Users can select between Membrane Enhancement and Objectness Measure (sheets) filters depending on data quality and time constraints. Membrane Enhancement gives the highest quality but takes longer while Objectness Measure computes faster. All the other filters in ZEISS arivis Pro (formerly Vision4D) - Morphology, Denoising, etc. - are at the users disposal for fine tuning.
The Membrane-based Segmentation is adjusted interactively to increase cell segmentation yield and “over splitting” is easily proof-edited with the Merge tool.
Image courtesy: These data were kindly provided by Tsung-Li Liu, Srigokul Upadlyayula, Tom Kirchhausen, and Eric Betzig and appear in their excellent paper: “Observing the cell in its native state: Imaging subcellular dynamics in multicellular organisms”

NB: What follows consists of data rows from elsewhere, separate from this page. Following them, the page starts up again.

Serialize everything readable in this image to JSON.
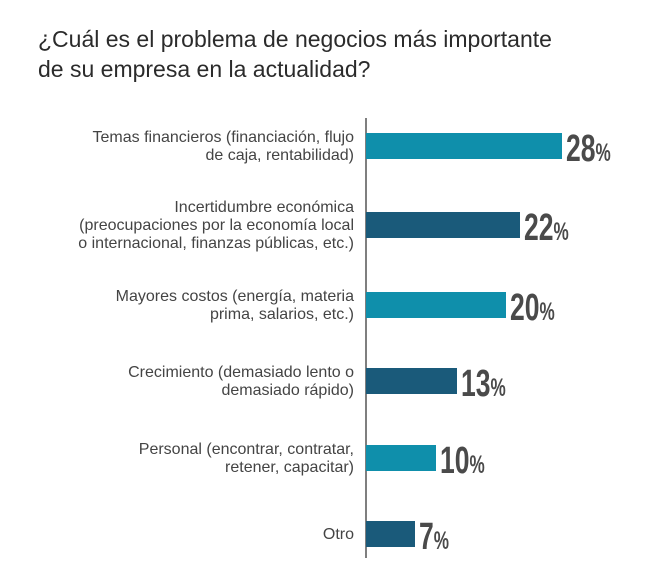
{
  "chart_data": {
    "type": "bar",
    "orientation": "horizontal",
    "title": "¿Cuál es el problema de negocios más importante\nde su empresa en la actualidad?",
    "categories": [
      "Temas financieros (financiación, flujo\nde caja, rentabilidad)",
      "Incertidumbre económica\n(preocupaciones por la economía local\no internacional, finanzas públicas, etc.)",
      "Mayores costos (energía, materia\nprima, salarios, etc.)",
      "Crecimiento (demasiado lento o\ndemasiado rápido)",
      "Personal (encontrar, contratar,\nretener, capacitar)",
      "Otro"
    ],
    "values": [
      28,
      22,
      20,
      13,
      10,
      7
    ],
    "value_labels": [
      "28",
      "22",
      "20",
      "13",
      "10",
      "7"
    ],
    "unit": "%",
    "xlim": [
      0,
      28
    ],
    "grid": false,
    "legend": "none",
    "colors": [
      "#0f8fab",
      "#1a5a7a",
      "#0f8fab",
      "#1a5a7a",
      "#0f8fab",
      "#1a5a7a"
    ],
    "axis_color": "#555555"
  }
}
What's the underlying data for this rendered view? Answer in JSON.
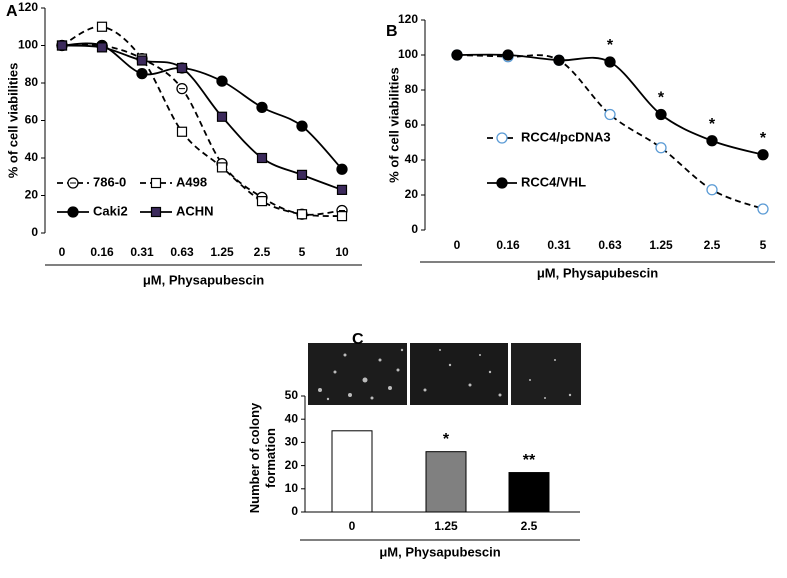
{
  "chart_data": [
    {
      "type": "line",
      "panel": "A",
      "x_label": "μM, Physapubescin",
      "y_label": "% of cell viabilities",
      "categories": [
        "0",
        "0.16",
        "0.31",
        "0.63",
        "1.25",
        "2.5",
        "5",
        "10"
      ],
      "ylim": [
        0,
        120
      ],
      "yticks": [
        0,
        20,
        40,
        60,
        80,
        100,
        120
      ],
      "grid": false,
      "series": [
        {
          "name": "786-0",
          "color": "#000000",
          "marker": "circle-minus",
          "dash": true,
          "values": [
            100,
            100,
            93,
            77,
            37,
            19,
            10,
            12
          ]
        },
        {
          "name": "A498",
          "color": "#000000",
          "marker": "square-open",
          "dash": true,
          "values": [
            100,
            110,
            93,
            54,
            35,
            17,
            10,
            9
          ]
        },
        {
          "name": "Caki2",
          "color": "#000000",
          "marker": "circle",
          "dash": false,
          "values": [
            100,
            100,
            85,
            88,
            81,
            67,
            57,
            34
          ]
        },
        {
          "name": "ACHN",
          "color": "#000000",
          "marker": "square",
          "marker_color": "#3c2a5c",
          "dash": false,
          "values": [
            100,
            99,
            92,
            88,
            62,
            40,
            31,
            23
          ]
        }
      ]
    },
    {
      "type": "line",
      "panel": "B",
      "x_label": "μM, Physapubescin",
      "y_label": "% of cell viabilities",
      "categories": [
        "0",
        "0.16",
        "0.31",
        "0.63",
        "1.25",
        "2.5",
        "5"
      ],
      "ylim": [
        0,
        120
      ],
      "yticks": [
        0,
        20,
        40,
        60,
        80,
        100,
        120
      ],
      "grid": false,
      "series": [
        {
          "name": "RCC4/pcDNA3",
          "color": "#000000",
          "marker": "circle-open",
          "marker_color": "#5b9bd5",
          "dash": true,
          "values": [
            100,
            99,
            97,
            66,
            47,
            23,
            12
          ]
        },
        {
          "name": "RCC4/VHL",
          "color": "#000000",
          "marker": "circle",
          "dash": false,
          "values": [
            100,
            100,
            97,
            96,
            66,
            51,
            43
          ],
          "significance": [
            null,
            null,
            null,
            "*",
            "*",
            "*",
            "*"
          ]
        }
      ]
    },
    {
      "type": "bar",
      "panel": "C",
      "x_label": "μM, Physapubescin",
      "y_label": "Number of colony formation",
      "categories": [
        "0",
        "1.25",
        "2.5"
      ],
      "values": [
        35,
        26,
        17
      ],
      "colors": [
        "#ffffff",
        "#808080",
        "#000000"
      ],
      "significance": [
        null,
        "*",
        "**"
      ],
      "ylim": [
        0,
        50
      ],
      "yticks": [
        0,
        10,
        20,
        30,
        40,
        50
      ],
      "grid": false
    }
  ]
}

Find out how you can enhance your membrane stains with ZEISS arivis Pro (formerly Vision4D).
Measure the width of membranes and optimize the voxel filters in your pipeline.
Adjust the Threshold to define the borders of cells and tune the sensitivity to increase or decrease 3D splitting of cells.
Fix over-splitting via the Merge Objects tool.
The Objects database in ZEISS arivis Pro (formerly Vision4D) calculates measurements based on the segmented objects. You can highlight individual or groups of cells interactively in the Objects table, or in the 2D / 4D Viewers.
Measure and sort by myriad features such as volume, sphericity, mean intensity and more.
Export the relevant measurements to Excel or CSV for any other software for additional analysis.